Z-scheme H-PDI supermolecule/NH2-MIL-101(Fe) for enhanced malathion degradation: Mechanism, pathway, and toxicity assessment

Abstract

Malathion (MA) is a widely used organophosphorus pesticide globally. Developing efficient photocatalysts is crucial for eliminating MA pollution in water by photocatalytic technology. This study focuses on preparing a series of H-PDI supermolecule/NH2-MIL-101(Fe) (PM) materials by amidating NH2-MIL-101(Fe) with the more stable H-PDI supermolecule, forming a covalent OC–NH bond. Among these materials, 40 %PM (indicating a mass percentage content of 40 % H-PDI supermolecule in PM) exhibited the best performance for degradation of MA. Under simulated sunlight irradiation of a 10 mg·L1 MA solution for 180 min, the reaction rate constants of 40 %PM were 5.95 times and 3.13 times higher than those of NH2-MIL-101(Fe) and H-PDI supermolecule, respectively.
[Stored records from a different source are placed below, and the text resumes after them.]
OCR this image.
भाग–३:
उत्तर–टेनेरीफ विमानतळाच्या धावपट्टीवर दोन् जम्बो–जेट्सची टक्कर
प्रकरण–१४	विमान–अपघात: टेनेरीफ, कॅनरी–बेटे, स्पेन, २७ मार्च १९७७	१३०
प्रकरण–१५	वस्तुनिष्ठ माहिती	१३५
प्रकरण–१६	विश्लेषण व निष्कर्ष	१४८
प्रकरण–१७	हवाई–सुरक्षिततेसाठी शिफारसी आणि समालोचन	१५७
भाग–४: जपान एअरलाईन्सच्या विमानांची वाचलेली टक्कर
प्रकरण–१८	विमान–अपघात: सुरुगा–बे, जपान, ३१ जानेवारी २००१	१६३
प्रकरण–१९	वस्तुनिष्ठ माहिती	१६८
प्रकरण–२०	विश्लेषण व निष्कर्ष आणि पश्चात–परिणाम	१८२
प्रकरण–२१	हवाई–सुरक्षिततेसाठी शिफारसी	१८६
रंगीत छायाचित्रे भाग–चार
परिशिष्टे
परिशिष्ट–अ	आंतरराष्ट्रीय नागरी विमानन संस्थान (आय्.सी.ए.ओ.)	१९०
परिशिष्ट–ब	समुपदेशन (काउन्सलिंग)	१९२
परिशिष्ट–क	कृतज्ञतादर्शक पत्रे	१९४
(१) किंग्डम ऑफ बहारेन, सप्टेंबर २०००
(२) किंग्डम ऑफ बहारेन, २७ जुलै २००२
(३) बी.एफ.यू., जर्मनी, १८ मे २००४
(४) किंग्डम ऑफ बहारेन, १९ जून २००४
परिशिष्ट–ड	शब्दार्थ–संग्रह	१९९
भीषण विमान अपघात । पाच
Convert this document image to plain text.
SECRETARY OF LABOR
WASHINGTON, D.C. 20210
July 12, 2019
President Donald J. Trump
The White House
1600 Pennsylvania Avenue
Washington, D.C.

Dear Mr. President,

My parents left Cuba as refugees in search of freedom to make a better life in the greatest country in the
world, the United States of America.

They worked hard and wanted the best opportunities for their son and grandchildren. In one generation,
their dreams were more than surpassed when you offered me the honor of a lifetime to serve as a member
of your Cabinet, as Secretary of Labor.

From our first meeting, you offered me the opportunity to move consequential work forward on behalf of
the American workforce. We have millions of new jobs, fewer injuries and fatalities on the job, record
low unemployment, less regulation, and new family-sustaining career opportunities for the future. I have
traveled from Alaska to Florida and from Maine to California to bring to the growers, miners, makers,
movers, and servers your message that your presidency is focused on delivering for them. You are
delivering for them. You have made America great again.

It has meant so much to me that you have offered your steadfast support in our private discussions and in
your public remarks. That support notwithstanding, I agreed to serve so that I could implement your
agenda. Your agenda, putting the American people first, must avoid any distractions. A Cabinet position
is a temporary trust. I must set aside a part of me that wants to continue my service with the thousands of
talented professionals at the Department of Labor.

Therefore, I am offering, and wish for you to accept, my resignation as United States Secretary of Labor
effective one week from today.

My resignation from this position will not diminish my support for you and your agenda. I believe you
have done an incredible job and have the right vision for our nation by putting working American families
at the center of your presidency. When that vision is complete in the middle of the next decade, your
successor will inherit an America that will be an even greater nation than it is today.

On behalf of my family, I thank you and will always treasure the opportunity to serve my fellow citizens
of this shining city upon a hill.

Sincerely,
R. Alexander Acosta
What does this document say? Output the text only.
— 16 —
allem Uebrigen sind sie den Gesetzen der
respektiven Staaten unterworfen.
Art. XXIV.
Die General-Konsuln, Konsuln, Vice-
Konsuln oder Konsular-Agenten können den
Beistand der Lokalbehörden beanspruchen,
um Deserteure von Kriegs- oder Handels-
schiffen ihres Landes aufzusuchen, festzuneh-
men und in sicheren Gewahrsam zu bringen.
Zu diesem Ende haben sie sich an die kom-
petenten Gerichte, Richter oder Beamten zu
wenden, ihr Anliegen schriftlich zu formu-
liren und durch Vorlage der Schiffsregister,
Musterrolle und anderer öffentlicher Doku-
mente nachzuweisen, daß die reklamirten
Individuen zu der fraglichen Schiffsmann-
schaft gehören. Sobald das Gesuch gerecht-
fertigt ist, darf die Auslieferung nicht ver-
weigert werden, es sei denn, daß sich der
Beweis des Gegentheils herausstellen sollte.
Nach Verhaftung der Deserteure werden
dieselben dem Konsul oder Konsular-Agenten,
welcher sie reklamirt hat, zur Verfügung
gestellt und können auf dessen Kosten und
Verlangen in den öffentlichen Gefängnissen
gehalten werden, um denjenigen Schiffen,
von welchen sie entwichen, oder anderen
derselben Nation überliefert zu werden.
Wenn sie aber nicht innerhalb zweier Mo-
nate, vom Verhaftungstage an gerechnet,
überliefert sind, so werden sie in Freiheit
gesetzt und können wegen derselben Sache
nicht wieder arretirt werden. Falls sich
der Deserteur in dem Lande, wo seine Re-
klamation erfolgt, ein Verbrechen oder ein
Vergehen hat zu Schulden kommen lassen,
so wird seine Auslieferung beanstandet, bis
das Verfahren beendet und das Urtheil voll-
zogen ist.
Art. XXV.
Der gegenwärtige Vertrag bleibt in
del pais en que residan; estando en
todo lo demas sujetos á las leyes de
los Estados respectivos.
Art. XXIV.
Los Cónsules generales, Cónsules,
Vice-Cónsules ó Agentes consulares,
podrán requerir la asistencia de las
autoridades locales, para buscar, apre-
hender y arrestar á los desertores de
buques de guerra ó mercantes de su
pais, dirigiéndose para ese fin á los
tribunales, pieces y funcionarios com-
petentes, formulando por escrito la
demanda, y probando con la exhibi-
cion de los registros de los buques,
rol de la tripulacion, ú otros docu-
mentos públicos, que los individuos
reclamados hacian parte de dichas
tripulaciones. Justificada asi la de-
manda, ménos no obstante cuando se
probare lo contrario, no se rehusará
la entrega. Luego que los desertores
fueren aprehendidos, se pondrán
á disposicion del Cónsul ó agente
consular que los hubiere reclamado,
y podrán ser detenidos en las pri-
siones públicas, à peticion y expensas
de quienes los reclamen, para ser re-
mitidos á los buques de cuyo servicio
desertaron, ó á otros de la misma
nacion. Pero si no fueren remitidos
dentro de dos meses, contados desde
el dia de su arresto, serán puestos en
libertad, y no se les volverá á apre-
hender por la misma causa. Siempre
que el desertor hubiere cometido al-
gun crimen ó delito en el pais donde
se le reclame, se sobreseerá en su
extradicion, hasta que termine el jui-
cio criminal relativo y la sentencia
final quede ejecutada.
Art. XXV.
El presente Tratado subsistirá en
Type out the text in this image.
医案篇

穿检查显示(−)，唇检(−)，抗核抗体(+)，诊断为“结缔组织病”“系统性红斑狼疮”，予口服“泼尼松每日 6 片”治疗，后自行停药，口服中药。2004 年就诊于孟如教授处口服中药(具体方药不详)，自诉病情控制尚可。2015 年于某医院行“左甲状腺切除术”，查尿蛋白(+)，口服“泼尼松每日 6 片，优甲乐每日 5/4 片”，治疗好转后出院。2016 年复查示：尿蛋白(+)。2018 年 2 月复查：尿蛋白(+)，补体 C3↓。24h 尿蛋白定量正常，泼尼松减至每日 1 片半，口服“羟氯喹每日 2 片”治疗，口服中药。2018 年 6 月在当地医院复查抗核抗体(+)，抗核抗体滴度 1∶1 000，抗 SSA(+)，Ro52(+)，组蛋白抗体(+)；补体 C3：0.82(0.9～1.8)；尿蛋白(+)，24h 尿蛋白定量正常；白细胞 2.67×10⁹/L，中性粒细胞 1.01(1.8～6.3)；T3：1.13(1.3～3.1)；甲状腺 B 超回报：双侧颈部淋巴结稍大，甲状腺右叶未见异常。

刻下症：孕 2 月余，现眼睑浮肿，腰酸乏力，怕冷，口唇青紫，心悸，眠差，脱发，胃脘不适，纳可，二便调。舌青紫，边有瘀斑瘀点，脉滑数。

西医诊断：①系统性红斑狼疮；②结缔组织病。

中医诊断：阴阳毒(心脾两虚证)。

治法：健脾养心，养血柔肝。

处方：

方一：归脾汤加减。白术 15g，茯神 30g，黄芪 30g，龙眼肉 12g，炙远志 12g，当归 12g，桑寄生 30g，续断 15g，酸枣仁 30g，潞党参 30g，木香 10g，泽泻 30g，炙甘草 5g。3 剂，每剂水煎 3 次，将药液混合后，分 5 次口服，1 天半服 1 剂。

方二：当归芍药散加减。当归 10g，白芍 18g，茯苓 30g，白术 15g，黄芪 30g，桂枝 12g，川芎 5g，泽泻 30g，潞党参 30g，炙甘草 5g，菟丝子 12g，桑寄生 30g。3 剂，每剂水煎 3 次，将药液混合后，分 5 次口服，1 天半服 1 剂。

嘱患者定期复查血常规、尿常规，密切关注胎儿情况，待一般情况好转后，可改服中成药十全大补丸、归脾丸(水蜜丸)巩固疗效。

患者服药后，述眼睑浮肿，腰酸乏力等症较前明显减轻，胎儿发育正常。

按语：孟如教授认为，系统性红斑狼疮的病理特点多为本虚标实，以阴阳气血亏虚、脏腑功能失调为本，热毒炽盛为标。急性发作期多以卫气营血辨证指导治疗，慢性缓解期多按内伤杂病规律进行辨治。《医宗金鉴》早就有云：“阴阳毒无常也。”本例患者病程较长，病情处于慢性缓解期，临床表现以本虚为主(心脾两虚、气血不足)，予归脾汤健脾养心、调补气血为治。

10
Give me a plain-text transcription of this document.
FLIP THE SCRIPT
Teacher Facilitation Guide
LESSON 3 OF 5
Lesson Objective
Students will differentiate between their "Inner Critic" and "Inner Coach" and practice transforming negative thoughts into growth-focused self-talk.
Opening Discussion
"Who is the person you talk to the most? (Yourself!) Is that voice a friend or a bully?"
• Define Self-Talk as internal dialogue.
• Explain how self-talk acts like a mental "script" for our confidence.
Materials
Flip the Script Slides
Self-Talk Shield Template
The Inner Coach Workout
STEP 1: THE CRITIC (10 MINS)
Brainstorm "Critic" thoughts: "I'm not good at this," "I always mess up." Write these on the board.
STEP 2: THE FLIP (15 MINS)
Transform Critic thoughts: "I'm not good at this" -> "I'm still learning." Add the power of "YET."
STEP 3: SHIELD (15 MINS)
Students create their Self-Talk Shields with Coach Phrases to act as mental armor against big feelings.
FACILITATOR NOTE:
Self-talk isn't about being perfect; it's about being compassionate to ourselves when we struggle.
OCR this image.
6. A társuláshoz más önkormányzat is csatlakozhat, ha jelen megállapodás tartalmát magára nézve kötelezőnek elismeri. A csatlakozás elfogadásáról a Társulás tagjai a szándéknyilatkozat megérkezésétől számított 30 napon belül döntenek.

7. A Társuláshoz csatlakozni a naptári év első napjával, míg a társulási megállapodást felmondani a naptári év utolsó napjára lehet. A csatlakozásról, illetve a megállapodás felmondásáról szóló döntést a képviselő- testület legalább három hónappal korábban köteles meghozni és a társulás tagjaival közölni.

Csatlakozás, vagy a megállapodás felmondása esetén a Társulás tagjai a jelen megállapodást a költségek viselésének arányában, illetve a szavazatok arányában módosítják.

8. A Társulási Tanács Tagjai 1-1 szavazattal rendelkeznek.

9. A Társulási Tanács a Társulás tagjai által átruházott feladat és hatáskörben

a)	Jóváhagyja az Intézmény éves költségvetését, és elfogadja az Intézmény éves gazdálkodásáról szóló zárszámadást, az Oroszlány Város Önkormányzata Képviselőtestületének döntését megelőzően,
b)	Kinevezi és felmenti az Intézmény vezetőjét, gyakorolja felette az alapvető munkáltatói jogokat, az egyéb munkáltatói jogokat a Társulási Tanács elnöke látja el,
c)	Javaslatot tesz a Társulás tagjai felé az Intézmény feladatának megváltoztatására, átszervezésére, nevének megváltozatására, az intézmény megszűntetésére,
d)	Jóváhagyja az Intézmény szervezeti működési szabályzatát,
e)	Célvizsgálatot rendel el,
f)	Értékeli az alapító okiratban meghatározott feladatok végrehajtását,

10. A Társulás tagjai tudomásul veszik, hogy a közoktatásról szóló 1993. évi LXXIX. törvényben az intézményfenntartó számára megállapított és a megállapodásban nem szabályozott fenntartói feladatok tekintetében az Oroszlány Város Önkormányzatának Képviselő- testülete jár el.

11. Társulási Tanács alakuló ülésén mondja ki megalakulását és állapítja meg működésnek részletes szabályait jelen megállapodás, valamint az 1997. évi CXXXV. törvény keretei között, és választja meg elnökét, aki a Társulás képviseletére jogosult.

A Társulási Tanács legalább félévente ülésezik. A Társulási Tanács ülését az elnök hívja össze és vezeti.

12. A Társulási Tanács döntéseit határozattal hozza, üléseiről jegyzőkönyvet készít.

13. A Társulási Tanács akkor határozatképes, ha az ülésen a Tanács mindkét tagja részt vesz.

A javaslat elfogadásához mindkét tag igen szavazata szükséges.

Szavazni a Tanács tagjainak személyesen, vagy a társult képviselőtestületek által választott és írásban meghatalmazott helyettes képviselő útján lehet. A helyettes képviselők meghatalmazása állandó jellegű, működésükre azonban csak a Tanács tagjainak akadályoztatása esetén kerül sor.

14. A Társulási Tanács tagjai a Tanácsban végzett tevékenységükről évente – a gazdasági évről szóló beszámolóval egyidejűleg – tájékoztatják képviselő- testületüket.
The enhanced performance is attributed to the formation of Z-scheme heterojunctions in the 40 %PM composite lead to fast separation of photogenerated e− and h+. Combining the results of HPLC-MS with Fukui Function, the HOMO, LUMO, and pathway of degradation of MA attracted by 1O2, •OH, and h+ were speculated. The pathway involves oxidation, demethylation, P-S bond breakage, decarboxylation, and final conversion to some inorganic molecules. The toxicity of the degradation byproducts were lower than that of MA estimated by Toxicity Estimation Software Tool.